« Ce n’est pas l’âge de la retraite qu’il faut changer », dit Strauss-Kahn à Macron - Le Parisien

« Ce n’est pas l’âge de la retraite qu’il faut changer », dit Strauss-Kahn à Macron

Dans un texte publié sur Internet, Dominique Strauss-Kahn s’adresse au président de la République, Emmanuel Macron, et l’invite à renouer le dialogue avec les corps intermédiaires et à renoncer à la réforme des retraites dans sa version actuelle.

Dominque Strauss-Khan. Olivier Corsan / Le Parisien.
Dominque Strauss-Khan. Olivier Corsan / Le Parisien.

    « La France est dans un triste état ». Le constat de Dominique Strauss-Kahn est sans appel et lapidaire. C’est le début d’un texte que l’ancien président du FMI a partagé sur le réseau social Twitter ce mardi après-midi. Intitulé « la Cinquième erreur », ce message adressé au président de la République, Emmanuel Macron, l’invite à ne pas commettre cette fameuse « erreur » selon l’ancien ministre de l’Économie et des Finances du gouvernement Jospin, qui serait de ne pas renouer le dialogue avec les corps intermédiaires et de ne pas renoncer à sa réforme des retraites dans sa version actuelle.

    La première erreur du Président en exercice aurait été, selon DSK, le choix du moment particulièrement mal choisi à l’heure de la crise économique et d’une inflation vivement ressenti par les Français. « Si comme nous l’apprend un sondage récent, près de la moitié des Français les plus modestes ont été amenés à supprimer un repas par jour, alors c’est là qu’est l’urgence », souligne celui qui aujourd’hui a quitté le devant de la scène politique.



    La deuxième erreur macronienne serait la méthode. « Aujourd’hui, ce n’est pas l’âge de la retraite qu’il faut changer, c’est la conception même du système. C’est cette réforme systémique qu’en 2017 un candidat à la présidence de la République disait, à juste raison, vouloir entreprendre. Mais il a ensuite abandonné subrepticement cette voie », explique l’économiste de formation. « Pourtant, nous devons sortir d’un système qui repose sur l’âge de départ à la retraite pour construire un système fondé sur la durée de cotisation. L’âge couperet disparaîtrait alors. La durée de cotisation s’ajusterait lentement et régulièrement avec l’évolution des besoins de financement », analyse encore DSK.

    « Le péril est grand de voir le pays s’embraser à nouveau »

    Il reproche ensuite au président « une troisième erreur, stratégique cette fois.
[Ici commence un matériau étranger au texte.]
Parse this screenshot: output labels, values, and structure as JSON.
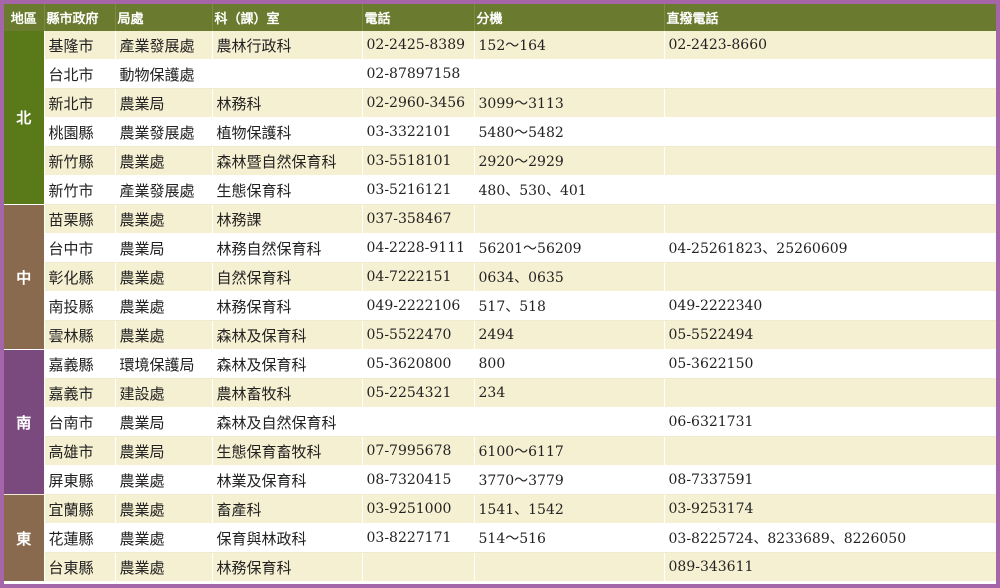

La France n’est pas un pays dans lequel on peut mener une réforme sociale d’envergure en se référant uniquement à un rapport de force politique et en négligeant le rapport de force social ». L’ancien candidat déchu à la présidentielle de 2012 invoque ensuite la figure de François Mitterrand. « Cette stratégie purement politique était vouée à l’échec. Non pas qu’il eût été impossible d’attirer quelques députés LR de plus pour faire voter le projet à l’Assemblée, mais parce qu’on ne peut gouverner un pays en lui imposant une réforme que les trois quarts des citoyens rejettent. François Mitterrand l’avait bien compris quand, le 14 juillet 1984, bien que disposant d’une majorité à l’Assemblée, il annonçait le retrait du projet de loi visant à intégrer les écoles privées dans un Grand service public de l’Éducation Nationale fusse-t-il au prix de la démission, le 17, de Pierre Mauroy et d’Alain Savary », souligne DSK, invitant en creux le président actuel à suivre l’exemple de l’homme qui gouverna la France pendant 14 ans entre 1981 et 1995.

    La quatrième erreur de Macron pour Dominique Strauss-Kahn est le recours au « passage en force du 49.3 », qui annonce un avenir sombre à l’Hexagone. « Sauf si le Conseil constitutionnel en décide autrement, la loi risque, à sa publication, de relancer le cycle de violences. On peut l’éviter en repoussant cette publication jusqu’à ce qu’un point d’équilibre ait été trouvé avec les forces sociales. Faute de quoi, demain sur le sujet des retraites, après-demain sur un autre, avec comme perspective historique un avenir politique de plus en plus brun », assure ce fervent opposant au Front national en son temps.

    « Les violences de ces dernières semaines défigurent notre République », commente le désormais conseiller politique. « C’est au président de la République qu’il appartient maintenant de prendre les initiatives permettant de renouer les fils d’un dialogue social trop brutalement interrompu. À défaut, une cinquième erreur viendrait s’ajouter aux précédentes », conclut-il dans son texte.